I don't know what it is about the WSJ lately, but I also enjoyed this piece from last Friday about "The Insane World of Book Trailers."

While I agree that many book trailers fall flat, many are also really, really funny—like this one from Carolyn Parkhurst I blogged about this morning. What's your take on book trailers? For recent examples, follow our Trailer Tuesday feature here on the blog.

In other news, the British Library has launched a classic book reading app. From the BBC:

Unlike e-books, the app uses scanned copies of original editions. Its creators say this gives readers the best way to experience old books the way the classic authors intended—including additions like pull-out maps and original illustrations.

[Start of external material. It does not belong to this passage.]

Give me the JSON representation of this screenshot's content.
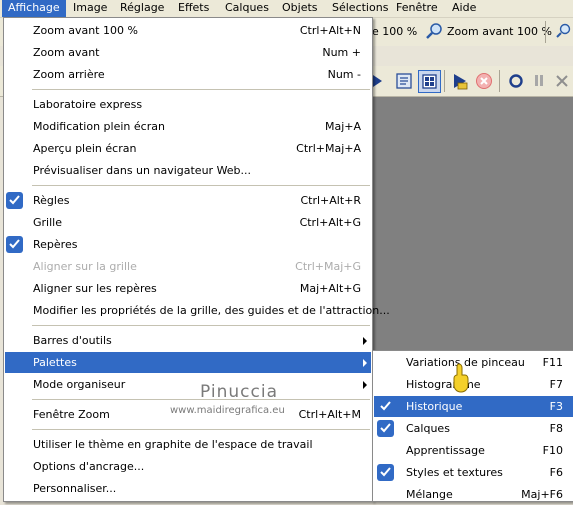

Will you download the app?

Finally, Téa Obreht—author of The Tiger's Wife—won the Orange Prize this week. She gave an interview to The Guardian in which she says she doesn't feel like she earned the award. She said:

I've really tried to enjoy everything very much, and it's been very easy to enjoy, because it's just been incredible, but again, I have this feeling that something's going to get me, that this isn't right. It's not real. I don't feel I've earned it karmically. I haven't been good enough!

And that's it for this week, readers! What are you reading this weekend? Do you have any good links to share?